When Autoregressive Consistency Hurts Safety Alignment

2026-06-02Machine Learning

Machine LearningCryptography and Security
AI summary

The authors explain that the way large language models (LLMs) are made safe is often weak because the safety training mostly affects just the very beginning of their responses. They show this happens because LLMs tend to predict the next word by sticking closely to the recent text they've generated, a pattern called autoregressive consistency. The authors demonstrate that this can be exploited by attacks that insert harmful words later in the output, which then steer the model toward bad behavior despite safe starts. To fix this, they suggest training methods that focus on preventing bad continuations anywhere in the response, not just at the start. Their work highlights the importance of considering autoregressive consistency for both protecting and attacking LLMs.
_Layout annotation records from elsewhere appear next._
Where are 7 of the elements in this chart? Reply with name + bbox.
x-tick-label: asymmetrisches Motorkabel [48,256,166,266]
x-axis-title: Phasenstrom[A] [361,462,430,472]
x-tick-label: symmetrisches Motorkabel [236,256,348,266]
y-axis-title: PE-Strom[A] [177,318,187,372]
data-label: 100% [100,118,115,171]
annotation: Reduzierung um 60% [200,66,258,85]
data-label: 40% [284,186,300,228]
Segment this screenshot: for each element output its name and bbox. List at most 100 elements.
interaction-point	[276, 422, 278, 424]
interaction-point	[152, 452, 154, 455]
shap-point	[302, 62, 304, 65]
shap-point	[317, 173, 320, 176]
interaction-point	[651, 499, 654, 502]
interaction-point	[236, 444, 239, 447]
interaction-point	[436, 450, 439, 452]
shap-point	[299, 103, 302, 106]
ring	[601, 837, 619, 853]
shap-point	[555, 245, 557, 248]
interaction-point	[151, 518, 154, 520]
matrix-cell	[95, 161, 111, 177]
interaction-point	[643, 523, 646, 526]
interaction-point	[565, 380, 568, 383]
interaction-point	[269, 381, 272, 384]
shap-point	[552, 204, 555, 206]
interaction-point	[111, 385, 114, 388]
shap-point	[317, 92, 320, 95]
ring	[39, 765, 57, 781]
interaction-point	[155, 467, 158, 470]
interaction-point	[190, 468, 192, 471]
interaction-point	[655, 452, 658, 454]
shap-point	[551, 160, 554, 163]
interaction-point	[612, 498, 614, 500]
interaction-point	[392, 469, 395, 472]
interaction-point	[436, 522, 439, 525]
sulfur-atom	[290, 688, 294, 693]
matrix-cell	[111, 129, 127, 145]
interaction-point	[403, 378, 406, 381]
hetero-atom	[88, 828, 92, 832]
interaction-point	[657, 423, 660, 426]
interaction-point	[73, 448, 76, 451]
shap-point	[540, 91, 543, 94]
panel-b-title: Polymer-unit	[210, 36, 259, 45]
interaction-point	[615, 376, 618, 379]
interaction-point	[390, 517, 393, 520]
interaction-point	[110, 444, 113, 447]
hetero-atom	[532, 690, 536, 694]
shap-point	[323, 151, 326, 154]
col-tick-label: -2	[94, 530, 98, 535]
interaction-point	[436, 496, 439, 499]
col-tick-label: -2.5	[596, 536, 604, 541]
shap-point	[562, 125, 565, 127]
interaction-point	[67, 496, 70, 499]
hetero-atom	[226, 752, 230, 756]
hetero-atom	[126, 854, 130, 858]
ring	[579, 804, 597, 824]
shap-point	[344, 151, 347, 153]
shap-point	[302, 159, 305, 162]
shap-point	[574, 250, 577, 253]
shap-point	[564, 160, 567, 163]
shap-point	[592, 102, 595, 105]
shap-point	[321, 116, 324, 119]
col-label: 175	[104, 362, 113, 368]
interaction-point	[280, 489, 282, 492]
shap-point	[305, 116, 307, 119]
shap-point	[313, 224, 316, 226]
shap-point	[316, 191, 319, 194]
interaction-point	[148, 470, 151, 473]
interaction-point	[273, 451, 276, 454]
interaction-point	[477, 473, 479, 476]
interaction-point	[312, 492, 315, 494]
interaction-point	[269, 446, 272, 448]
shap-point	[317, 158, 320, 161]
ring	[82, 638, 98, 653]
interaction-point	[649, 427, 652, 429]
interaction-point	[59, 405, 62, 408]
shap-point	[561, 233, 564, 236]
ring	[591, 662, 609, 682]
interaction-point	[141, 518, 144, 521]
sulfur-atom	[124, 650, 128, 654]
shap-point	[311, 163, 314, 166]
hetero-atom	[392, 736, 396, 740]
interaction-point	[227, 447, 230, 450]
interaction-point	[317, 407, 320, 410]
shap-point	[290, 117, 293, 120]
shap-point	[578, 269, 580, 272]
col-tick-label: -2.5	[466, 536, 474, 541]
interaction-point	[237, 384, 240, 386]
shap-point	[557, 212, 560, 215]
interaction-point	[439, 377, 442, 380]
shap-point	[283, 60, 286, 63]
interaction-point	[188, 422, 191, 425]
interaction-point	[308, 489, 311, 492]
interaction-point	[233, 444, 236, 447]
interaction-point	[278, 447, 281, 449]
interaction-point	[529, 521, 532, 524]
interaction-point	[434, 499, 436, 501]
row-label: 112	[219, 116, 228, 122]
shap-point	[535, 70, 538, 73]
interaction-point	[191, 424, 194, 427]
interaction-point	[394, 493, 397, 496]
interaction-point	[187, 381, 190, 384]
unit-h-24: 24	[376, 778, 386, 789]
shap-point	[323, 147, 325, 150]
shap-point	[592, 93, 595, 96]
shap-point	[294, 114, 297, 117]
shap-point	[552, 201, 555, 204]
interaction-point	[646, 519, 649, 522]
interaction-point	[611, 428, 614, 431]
large language modelssafety alignmentfine-tuningautoregressive consistencynext-token predictionlearning dynamicsadversarial attacksrandom insertion attackharmful continuation statesworst-case training
Authors
Bochen Lyu, Yiyang Jia, Xiaohao Cai, Zhanxing Zhu
Abstract
Safety alignment in large language models (LLMs) is fragile in part because it is often shallow: fine-tuning mainly reshapes the model's behavior near the first few output tokens. We argue that this phenomenon can be understood through autoregressive consistency, the tendency of next-token prediction to preserve and extend the current response trajectory consistently. By analyzing the learning dynamics of safety alignment, we show that autoregressive consistency can concentrate alignment updates on early tokens, offering a mechanistic explanation for shallow safety alignment. The same mechanism also predicts a broader class of attacks on LLMs: attacks that induce harmful continuation states at arbitrary positions in the output trajectory. As a concrete example, we introduce random insertion attack, which inserts a short harmful span into an otherwise safe refusal trajectory and exploits autoregressive consistency to sustain the resulting harmful branch, thereby bypassing safety alignment. Notably, a short harmful span can redirect the generation to be harmful even after a long refusal prefix, highlighting autoregressive consistency as a potential broader failure mechanism. This suggests that safety alignment should also break harmful autoregressive consistency throughout the output trajectory. We therefore propose adversarial safety alignment, an initial framework based on worst-case harmful continuation states, and instantiate it with random worst-insertion training. Overall, our results suggest that autoregressive consistency should be treated as a central consideration in both safety alignment and attack design.